Licence: SOTAStack grants the Client a perpetual, non-exclusive licence to use any SOTAStack pre-existing IP embedded in the Deliverables, solely for the Client's internal business purposes.
7. Confidentiality
Both parties agree to keep Confidential Information strictly confidential and not disclose it to third parties without prior written consent. This obligation survives termination for a period of 3 years. Confidential Information does not include information that is publicly available, independently developed, or rightfully received from a third party.
8. Data Protection
We handle all personal information in accordance with the Privacy Act 1988 (Cth) and the Australian Privacy Principles. Our Privacy Policy sets out how we collect, use, and protect personal information. Where we process data on your behalf, we will do so only in accordance with your lawful instructions.

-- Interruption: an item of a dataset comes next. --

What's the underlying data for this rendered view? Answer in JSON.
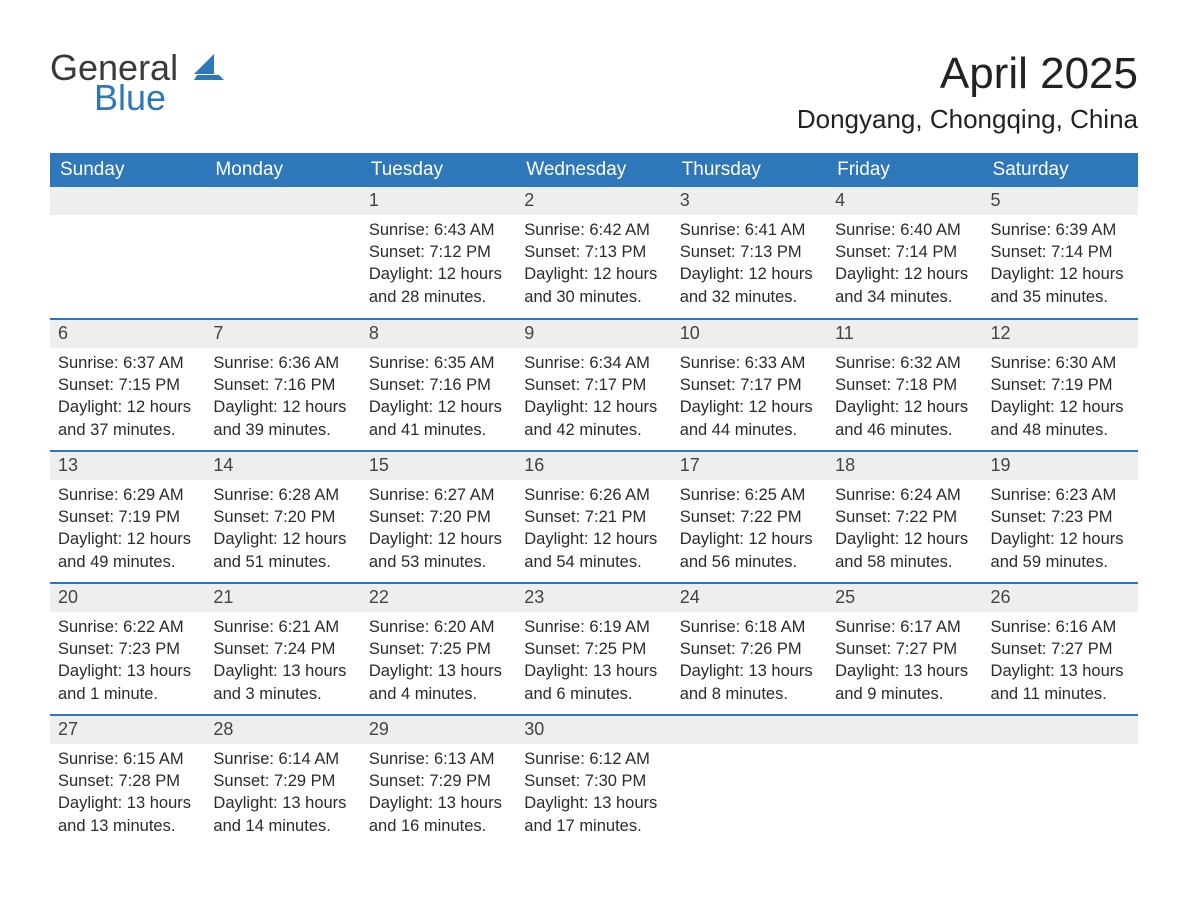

9. Warranties and Disclaimers
We warrant that Services will be performed with reasonable care and skill by appropriately qualified personnel. To the maximum extent permitted by law:
- AI model outputs are probabilistic in nature and we do not guarantee specific accuracy, outcomes, or results
- Services are provided "as is" and we disclaim all implied warranties except those that cannot be excluded under the Australian Consumer Law
- We do not warrant uninterrupted or error-free operation of any deployed systems
10. Limitation of Liability
To the maximum extent permitted by law, our total aggregate liability under this Agreement shall not exceed the total fees paid by the Client in the 12 months preceding the claim. Neither party shall be liable for indirect, consequential, incidental, or punitive damages, including loss of profits, data, or business opportunity. Nothing in these Terms limits liability for fraud, wilful misconduct, or death or personal injury caused by negligence.
11. Indemnification
The Client agrees to indemnify and hold SOTAStack harmless from any claims, losses, or damages arising from: (a) the Client's use of Deliverables in a manner not contemplated by the Agreement; (b) data provided by the Client that infringes third-party rights; or (c) the Client's breach of these Terms.
12. Termination
- Either party may terminate the Agreement by providing 30 days' written notice
- Either party may terminate immediately if the other party materially breaches the Agreement and fails to remedy within 14 days of written notice
- Upon termination, the Client shall pay for all Services performed and expenses incurred up to the termination date
- Sections on IP, Confidentiality, Limitation of Liability, and Indemnification survive termination
13. Dispute Resolution
In the event of a dispute, the parties agree to the following escalation process:
- Negotiation: The parties will first attempt to resolve the dispute through good-faith negotiation within 14 days
- Mediation: If negotiation fails, the dispute will be referred to mediation administered by the Resolution Institute under its mediation rules
- Litigation: If mediation fails, either party may commence proceedings in the courts of Victoria, Australia
14. General Provisions
- Governing Law: This Agreement is governed by the laws of the State of Victoria, Australia. The parties submit to the exclusive jurisdiction of the courts of Victoria.
- Force Majeure: Neither party is liable for delays caused by events beyond reasonable control.
- Entire Agreement: These Terms and any SOW constitute the entire agreement between the parties.
- Severability: If any provision is held invalid, the remaining provisions continue in full force.
- Assignment: Neither party may assign this Agreement without prior written consent.
- Waiver: Failure to enforce any term does not constitute a waiver.
- Notices: All notices must be in writing and sent to the addresses specified in the SOW or to the contact details above.